Getting Started with Kafka Streams - building a streaming analytics Java application against a Kafka Topic image 10

Getting Started with Kafka Streams – building a streaming analytics Java application against a Kafka Topic

Kafka Streams is a light weight Java library for creating advanced streaming applications on top of Apache Kafka Topics. Kafka Streams provides easy to use constructs that allow quick and almost declarative composition by Java developers of streaming pipelines that do running aggregates, real time filtering, time windows, joining of streams. Results from the streaming analysis can easily be published to Kafka Topic or to external destinations. Despite the close integration with Kafka and the many out of the box library elements, the application created with Kafka Streams is just a Java application, that can be deployed and run wherever Java applications can run (which is of course virtually anywhere).

In this article I will show you my first steps with Kafka Streams. I will create a simple Kafka Streams application that streams messages from a Kafka Topic, processes them after dimensioning them (grouping by a specific key) and then keeps a running count. The running count is produced to a second Kafka Topic (as well as written to the console). Anyone interested in the outcome of this streaming analysis can consume this topic – without any dependency on the Kafka Streams based logic.

This next figure shows the application. Country messages – simple JSON messages that describe a country with properties such as name, continent, population and size – are produced to a Kafka Topic. (this is done from a simple Node.JS application that reads the data from a CSV file and publishes the records to a Kafka Topic- this application is described in this article: NodeJS – Publish messages to Apache Kafka Topic with random delays to generate sample events based on records in CSV file). The Kafka Streams application consists of a single Java Class that creates a stream from the Kafka Topic. Elements in the stream are assigned a key – the continent – and are then counted-by-key. The result (the running count of countries per continent) is routed to an outbound stream that produces messages to a second Kafka Topic.

image

 

My starting point in this article is:

  • a running Kafka Cluster somewhere on a server (or as is actually the case, in a VM running on my laptop)
  • locally installed Java 8 (1.8.0_72)
  • locally installed Maven (3.2.5)
  • (optional) locally installed Node.js (6.9.4)

image

You will find all sources discussed in this article in this GitHub Repo: https://github.com/lucasjellema/kafka-streams-getting-started .
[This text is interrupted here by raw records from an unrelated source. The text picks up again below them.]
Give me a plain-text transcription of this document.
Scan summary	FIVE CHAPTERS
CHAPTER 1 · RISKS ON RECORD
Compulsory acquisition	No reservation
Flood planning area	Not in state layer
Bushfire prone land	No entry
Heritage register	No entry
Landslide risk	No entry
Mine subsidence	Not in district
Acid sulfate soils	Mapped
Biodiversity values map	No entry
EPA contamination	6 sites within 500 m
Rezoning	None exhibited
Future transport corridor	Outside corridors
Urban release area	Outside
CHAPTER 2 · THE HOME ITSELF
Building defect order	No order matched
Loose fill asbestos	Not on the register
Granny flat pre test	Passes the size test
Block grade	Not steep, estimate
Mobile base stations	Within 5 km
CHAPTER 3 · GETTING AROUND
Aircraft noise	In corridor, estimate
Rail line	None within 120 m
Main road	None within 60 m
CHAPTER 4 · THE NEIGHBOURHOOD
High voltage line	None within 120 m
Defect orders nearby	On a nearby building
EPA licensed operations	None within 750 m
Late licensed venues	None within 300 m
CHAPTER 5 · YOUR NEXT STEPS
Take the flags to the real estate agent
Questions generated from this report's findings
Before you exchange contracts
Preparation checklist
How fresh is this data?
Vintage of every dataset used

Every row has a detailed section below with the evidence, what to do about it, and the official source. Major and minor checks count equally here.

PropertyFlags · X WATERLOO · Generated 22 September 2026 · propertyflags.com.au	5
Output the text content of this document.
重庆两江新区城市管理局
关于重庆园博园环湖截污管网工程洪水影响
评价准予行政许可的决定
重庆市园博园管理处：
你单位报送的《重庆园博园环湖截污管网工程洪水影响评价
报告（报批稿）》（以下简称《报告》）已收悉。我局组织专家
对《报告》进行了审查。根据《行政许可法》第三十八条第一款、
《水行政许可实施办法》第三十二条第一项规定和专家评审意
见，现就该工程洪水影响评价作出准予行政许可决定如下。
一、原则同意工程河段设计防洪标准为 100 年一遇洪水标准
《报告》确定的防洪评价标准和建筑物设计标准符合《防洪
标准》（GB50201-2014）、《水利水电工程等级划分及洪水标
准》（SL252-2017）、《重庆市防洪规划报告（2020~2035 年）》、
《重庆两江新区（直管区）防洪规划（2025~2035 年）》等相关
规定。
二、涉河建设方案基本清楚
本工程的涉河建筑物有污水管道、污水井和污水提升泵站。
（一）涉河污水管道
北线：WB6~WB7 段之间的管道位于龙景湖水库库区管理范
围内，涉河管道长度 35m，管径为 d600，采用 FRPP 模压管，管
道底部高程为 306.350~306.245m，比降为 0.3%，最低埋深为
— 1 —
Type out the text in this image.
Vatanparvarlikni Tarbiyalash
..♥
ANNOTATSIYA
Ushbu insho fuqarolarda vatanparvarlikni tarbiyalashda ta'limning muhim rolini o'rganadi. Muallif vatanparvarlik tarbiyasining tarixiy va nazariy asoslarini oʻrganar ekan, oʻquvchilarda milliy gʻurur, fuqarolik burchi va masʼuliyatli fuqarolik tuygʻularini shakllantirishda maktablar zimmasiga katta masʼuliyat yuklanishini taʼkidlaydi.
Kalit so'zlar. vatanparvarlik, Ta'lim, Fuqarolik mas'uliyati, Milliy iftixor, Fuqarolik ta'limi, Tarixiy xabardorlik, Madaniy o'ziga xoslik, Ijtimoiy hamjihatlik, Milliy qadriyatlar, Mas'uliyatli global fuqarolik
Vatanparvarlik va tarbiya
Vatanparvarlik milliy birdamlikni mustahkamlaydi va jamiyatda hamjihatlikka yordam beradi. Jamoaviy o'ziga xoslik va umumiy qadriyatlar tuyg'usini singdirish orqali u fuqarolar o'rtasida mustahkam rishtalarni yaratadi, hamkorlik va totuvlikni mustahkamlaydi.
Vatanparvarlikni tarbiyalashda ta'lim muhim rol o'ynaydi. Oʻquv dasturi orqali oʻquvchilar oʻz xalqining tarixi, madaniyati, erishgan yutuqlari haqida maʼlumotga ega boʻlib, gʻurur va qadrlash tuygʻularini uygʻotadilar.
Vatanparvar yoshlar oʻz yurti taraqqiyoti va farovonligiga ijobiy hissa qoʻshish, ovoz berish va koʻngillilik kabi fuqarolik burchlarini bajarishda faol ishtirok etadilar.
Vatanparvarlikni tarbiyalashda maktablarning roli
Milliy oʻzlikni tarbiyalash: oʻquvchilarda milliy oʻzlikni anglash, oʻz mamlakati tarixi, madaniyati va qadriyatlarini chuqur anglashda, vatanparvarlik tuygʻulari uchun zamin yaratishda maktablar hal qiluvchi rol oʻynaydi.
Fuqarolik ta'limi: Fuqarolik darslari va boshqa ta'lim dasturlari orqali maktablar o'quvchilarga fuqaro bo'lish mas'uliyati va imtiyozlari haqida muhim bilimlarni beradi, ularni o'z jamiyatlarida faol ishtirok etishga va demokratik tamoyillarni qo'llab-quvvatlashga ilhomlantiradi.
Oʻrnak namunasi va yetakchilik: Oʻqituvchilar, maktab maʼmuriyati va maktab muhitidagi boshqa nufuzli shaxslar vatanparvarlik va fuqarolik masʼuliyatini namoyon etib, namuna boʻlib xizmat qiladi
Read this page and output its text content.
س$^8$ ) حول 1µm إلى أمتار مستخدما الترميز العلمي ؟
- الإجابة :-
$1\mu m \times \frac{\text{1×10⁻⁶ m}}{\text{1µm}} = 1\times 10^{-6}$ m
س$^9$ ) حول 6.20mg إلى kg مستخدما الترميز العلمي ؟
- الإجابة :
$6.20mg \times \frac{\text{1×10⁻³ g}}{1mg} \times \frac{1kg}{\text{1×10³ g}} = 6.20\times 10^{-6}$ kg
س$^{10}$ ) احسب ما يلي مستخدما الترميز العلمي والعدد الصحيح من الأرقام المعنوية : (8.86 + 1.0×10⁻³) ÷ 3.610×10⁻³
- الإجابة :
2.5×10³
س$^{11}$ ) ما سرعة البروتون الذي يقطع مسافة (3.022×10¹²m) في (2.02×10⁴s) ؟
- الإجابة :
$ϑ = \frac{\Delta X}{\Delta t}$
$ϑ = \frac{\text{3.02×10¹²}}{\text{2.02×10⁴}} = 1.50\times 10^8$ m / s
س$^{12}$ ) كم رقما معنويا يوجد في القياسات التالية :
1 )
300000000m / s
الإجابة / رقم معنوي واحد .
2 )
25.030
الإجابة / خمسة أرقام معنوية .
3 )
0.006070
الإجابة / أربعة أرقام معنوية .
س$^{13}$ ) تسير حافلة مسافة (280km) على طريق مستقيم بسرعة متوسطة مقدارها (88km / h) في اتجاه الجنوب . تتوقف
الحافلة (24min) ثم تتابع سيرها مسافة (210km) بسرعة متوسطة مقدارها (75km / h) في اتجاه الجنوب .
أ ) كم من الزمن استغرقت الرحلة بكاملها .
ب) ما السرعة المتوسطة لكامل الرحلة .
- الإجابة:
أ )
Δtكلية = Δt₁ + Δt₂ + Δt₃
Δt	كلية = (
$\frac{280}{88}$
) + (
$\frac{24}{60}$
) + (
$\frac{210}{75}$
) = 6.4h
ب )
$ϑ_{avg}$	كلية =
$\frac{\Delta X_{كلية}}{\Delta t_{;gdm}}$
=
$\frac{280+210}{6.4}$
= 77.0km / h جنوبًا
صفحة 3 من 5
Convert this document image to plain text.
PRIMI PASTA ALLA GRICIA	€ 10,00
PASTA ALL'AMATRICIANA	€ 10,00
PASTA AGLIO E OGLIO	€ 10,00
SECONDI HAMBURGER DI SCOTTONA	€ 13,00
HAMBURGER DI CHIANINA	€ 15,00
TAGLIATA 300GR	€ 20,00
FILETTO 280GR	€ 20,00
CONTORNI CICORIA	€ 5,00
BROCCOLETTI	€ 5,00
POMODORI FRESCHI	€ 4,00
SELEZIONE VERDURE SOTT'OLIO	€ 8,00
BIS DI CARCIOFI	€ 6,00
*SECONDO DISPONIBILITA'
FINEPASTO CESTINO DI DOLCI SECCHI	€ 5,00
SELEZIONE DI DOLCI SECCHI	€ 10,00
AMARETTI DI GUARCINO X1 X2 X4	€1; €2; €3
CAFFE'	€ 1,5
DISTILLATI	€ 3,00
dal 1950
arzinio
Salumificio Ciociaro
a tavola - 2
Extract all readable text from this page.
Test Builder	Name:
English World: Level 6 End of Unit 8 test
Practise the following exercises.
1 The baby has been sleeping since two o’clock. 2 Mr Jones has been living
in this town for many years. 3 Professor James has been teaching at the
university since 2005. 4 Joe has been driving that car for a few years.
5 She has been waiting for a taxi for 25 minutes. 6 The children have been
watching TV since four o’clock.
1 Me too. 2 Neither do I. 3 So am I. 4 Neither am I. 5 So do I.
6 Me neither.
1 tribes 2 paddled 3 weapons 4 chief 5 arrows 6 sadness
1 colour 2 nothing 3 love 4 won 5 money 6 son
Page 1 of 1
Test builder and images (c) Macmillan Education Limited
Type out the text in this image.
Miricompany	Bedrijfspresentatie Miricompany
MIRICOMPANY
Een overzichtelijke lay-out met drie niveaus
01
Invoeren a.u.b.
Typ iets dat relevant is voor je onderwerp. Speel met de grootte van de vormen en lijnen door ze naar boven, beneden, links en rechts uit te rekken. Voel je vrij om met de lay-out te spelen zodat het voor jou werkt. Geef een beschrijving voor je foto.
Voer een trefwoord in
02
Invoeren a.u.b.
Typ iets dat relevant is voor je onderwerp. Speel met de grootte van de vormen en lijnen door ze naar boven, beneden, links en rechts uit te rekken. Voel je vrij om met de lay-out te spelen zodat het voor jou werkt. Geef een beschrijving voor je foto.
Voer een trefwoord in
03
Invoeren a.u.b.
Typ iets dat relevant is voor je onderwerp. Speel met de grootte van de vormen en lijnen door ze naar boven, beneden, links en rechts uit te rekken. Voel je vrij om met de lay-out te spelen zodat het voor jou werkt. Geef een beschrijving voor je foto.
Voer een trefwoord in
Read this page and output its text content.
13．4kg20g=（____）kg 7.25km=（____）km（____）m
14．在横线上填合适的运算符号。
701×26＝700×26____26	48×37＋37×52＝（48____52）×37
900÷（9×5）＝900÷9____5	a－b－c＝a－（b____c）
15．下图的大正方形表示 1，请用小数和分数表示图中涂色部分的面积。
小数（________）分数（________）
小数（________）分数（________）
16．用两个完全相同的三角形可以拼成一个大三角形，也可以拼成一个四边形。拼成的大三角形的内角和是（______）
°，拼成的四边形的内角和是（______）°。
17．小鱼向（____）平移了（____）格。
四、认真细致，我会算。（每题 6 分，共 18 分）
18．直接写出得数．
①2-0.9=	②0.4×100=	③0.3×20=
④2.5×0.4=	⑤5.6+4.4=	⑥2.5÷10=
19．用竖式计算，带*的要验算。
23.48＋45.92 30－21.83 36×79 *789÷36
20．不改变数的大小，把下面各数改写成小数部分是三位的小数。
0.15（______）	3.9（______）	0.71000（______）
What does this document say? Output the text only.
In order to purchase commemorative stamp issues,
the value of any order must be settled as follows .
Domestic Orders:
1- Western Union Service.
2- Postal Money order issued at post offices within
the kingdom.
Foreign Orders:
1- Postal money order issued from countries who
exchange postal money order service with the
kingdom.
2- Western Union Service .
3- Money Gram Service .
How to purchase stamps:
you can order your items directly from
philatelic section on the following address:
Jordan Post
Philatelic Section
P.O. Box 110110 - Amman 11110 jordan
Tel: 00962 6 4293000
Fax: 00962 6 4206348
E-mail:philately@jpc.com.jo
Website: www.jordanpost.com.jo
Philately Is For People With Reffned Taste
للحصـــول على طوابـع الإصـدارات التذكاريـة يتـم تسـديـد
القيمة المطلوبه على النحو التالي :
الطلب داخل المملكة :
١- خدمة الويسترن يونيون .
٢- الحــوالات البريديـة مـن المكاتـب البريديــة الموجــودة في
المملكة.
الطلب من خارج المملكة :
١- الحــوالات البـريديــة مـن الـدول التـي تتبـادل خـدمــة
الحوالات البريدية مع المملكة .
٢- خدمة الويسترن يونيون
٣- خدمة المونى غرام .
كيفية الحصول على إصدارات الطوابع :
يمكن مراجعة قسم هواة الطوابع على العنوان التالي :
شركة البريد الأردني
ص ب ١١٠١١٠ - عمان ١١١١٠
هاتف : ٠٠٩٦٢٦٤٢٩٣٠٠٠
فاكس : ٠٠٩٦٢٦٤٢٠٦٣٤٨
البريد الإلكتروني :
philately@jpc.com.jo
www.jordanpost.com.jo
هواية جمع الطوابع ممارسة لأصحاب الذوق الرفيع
The steps discussed below:

  • Initialize a new Maven project
  • Add dependencies on Kafka Streams to Maven pom-file
  • Implement Java Application:
    • create KStream using StreamBuilder for Kafka Topic countries
    • selectKey for messages in the KStream: continent
    • countByKey the messages in the KStream
    • route the resulting running count messages to a stream for the destination Kafka Topic RunningCountryCountPerContinent
    • print the running count messages to the console
  • Compile the application and build a JAR file – using mvn package (note: we will do a little tweaking on the exact dependencies)
  • Download all required JAR files needed for running the Kafka Streams application – using mvn install dependency:copy-dependencies
  • optional: Run NodeJS application to produce country messages to Kafka Topic countries Alternatively: manually publish country messages, create another application to publish country messages or use Kafka Connect to bring country messages across to the countries Topic
  • Run the Java application using the Maven generated JAR file and all JARs downloaded by Maven; this will produce messages on the Kafka Topic (which we can inspect, for example using Kafka Tool) and print messages to the console (that are even easier to inspect).

If you want to inspect and perhaps edit the code but not necessarily create the application from scratch, you can clone the GitHub Repo: git clone https://github.com/lucasjellema/kafka-streams-getting-started.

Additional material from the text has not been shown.